I also want to point you to this (https://arxiv.org/abs/2402.11349, Appendix I, Figure 7, Last Page, “Blueberry?: From Reddit u/AwkwardIllustrator47, r/mkbhd: Was listening to the podcast. Can anyone explain why Chat GPT doesn’t know if R is in the word Blueberry?”). Large model failures on these task types were rather a widely observed phenomenon but with no empirical investigation.

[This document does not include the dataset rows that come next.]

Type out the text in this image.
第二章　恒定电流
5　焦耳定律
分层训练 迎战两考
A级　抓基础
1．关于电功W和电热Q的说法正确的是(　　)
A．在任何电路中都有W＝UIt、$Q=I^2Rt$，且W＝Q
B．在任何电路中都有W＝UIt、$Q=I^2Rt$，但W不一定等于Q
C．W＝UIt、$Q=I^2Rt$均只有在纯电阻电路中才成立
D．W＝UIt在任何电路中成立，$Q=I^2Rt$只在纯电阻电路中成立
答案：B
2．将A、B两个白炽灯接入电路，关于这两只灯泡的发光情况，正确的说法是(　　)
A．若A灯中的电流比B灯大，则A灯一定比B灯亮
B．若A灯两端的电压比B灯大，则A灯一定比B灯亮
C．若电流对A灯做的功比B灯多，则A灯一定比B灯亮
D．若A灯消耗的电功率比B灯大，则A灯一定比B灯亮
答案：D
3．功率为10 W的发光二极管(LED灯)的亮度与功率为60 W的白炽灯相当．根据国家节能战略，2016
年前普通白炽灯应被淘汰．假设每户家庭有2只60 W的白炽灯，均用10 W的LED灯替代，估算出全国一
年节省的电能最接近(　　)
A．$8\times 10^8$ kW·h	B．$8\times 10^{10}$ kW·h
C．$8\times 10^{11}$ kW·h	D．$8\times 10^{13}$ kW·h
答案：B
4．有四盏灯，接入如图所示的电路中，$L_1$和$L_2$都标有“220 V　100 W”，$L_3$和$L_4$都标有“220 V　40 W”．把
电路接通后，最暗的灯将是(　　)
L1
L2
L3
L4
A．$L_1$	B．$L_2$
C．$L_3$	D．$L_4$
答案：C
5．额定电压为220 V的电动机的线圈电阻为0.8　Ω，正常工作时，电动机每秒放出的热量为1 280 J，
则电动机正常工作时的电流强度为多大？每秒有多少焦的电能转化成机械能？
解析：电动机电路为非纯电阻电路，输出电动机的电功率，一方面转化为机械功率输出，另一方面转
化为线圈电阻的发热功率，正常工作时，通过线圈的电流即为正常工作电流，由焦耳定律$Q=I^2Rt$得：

The really cool ones are where the BPE errors compound and lead to strange, unpredictable downstream bugs. I’ve talked a lot about how I think ChatGPT’s rhyming poetry is an example of this, but here’s a simpler one: a famous GPT problem last year was about African countries whose name starts with ‘K’: https://news.ycombinator.com/item?id=37145312 GPT-3 made a spelling error of the usual BPE sort, which then got quoted in a blog spam & HN comment, which then (perhaps due to lack of explicit statement that the quotes were false) got read by search engine bots* and provided as snippet-answers to search queries! One could imagine this going further: extracted snippets would be useful for automatically creating Q&A datasets...

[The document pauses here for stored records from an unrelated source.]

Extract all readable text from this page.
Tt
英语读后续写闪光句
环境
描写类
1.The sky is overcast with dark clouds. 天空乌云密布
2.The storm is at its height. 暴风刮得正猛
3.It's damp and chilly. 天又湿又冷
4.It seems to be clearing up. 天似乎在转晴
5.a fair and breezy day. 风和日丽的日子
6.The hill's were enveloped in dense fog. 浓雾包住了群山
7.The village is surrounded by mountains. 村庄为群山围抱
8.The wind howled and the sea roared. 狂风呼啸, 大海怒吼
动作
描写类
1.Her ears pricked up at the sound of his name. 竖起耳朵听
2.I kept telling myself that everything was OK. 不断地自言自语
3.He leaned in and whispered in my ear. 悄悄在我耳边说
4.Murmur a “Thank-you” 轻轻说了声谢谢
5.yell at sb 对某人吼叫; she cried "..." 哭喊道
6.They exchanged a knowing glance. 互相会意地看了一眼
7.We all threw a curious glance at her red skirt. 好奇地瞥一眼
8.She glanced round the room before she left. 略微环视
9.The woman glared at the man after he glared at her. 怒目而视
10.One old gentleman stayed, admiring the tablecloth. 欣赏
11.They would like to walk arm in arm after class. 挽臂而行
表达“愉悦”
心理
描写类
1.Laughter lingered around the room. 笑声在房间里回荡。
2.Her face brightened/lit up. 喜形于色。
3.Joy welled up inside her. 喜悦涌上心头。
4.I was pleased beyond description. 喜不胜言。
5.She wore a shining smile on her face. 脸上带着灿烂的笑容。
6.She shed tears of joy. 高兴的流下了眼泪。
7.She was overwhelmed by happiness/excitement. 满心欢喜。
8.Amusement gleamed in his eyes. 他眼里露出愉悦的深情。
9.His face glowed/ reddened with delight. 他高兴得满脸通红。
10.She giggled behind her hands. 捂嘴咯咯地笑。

And then somewhere downstream, a human is reading the false statement ‘While there are 54 recognized countries in Africa, none of them begin with the letter “K”. The closest is Kenya, which starts with a “K” sound, but is actually spelled with a “K” sound.’† being generated by an AI model—possibly one that is character-tokenized at this point & so the error would appear to provably have nothing to do with BPEs—and is baffled at where this delusion came from.

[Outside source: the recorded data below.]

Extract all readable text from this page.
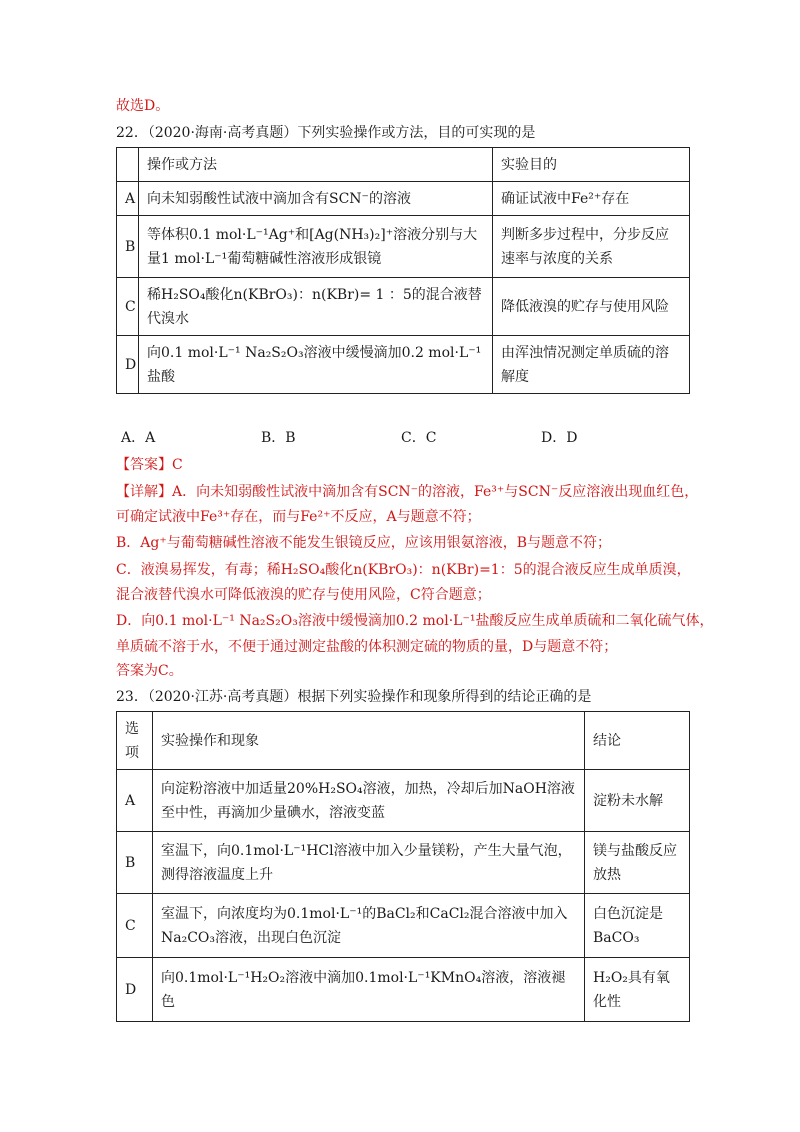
故选D。
22．（2020·海南·高考真题）下列实验操作或方法，目的可实现的是
	操作或方法	实验目的
A	向未知弱酸性试液中滴加含有SCN⁻的溶液	确证试液中Fe²⁺存在
B	等体积0.1 mol·L⁻¹Ag⁺和[Ag(NH₃)₂]⁺溶液分别与大量1 mol·L⁻¹葡萄糖碱性溶液形成银镜	判断多步过程中，分步反应速率与浓度的关系
C	稀H₂SO₄酸化n(KBrO₃)：n(KBr)= 1 ：5的混合液替代溴水	降低液溴的贮存与使用风险
D	向0.1 mol·L⁻¹ Na₂S₂O₃溶液中缓慢滴加0.2 mol·L⁻¹盐酸	由浑浊情况测定单质硫的溶解度
A．A	B．B	C．C	D．D
【答案】C
【详解】A．向未知弱酸性试液中滴加含有SCN⁻的溶液，Fe³⁺与SCN⁻反应溶液出现血红色，
可确定试液中Fe³⁺存在，而与Fe²⁺不反应，A与题意不符；
B．Ag⁺与葡萄糖碱性溶液不能发生银镜反应，应该用银氨溶液，B与题意不符；
C．液溴易挥发，有毒；稀H₂SO₄酸化n(KBrO₃)：n(KBr)=1：5的混合液反应生成单质溴，
混合液替代溴水可降低液溴的贮存与使用风险，C符合题意；
D．向0.1 mol·L⁻¹ Na₂S₂O₃溶液中缓慢滴加0.2 mol·L⁻¹盐酸反应生成单质硫和二氧化硫气体，
单质硫不溶于水，不便于通过测定盐酸的体积测定硫的物质的量，D与题意不符；
答案为C。
23．（2020·江苏·高考真题）根据下列实验操作和现象所得到的结论正确的是
选项	实验操作和现象	结论
A	向淀粉溶液中加适量20%H₂SO₄溶液，加热，冷却后加NaOH溶液至中性，再滴加少量碘水，溶液变蓝	淀粉未水解
B	室温下，向0.1mol·L⁻¹HCl溶液中加入少量镁粉，产生大量气泡，测得溶液温度上升	镁与盐酸反应放热
C	室温下，向浓度均为0.1mol·L⁻¹的BaCl₂和CaCl₂混合溶液中加入Na₂CO₃溶液，出现白色沉淀	白色沉淀是BaCO₃
D	向0.1mol·L⁻¹H₂O₂溶液中滴加0.1mol·L⁻¹KMnO₄溶液，溶液褪色	H₂O₂具有氧化性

* Google has discussed the processing of web page text (most detailed recent writeup) and it’s usually a small BERT-like, so that means WordPiece, IIRC, and so it’s also unable to ‘see’ the error even if it was smart enough to.
† This still replicates if you ask ChatGPT for a list of African countries which start with ‘K’. If you reroll, it makes a remarkable number of different errors and confabulations. I particularly like the one where it just prints ‘1. Kenya’ repeatedly—when you go on vacation to Kenya, be sure you go to Kenya, and not one of the other Kenyas, god have mercy on you if you land in Kenya, or worse yet, Kenya!
I appreciate this analysis. I’ll take more time to look into this and then get back to write a better reply.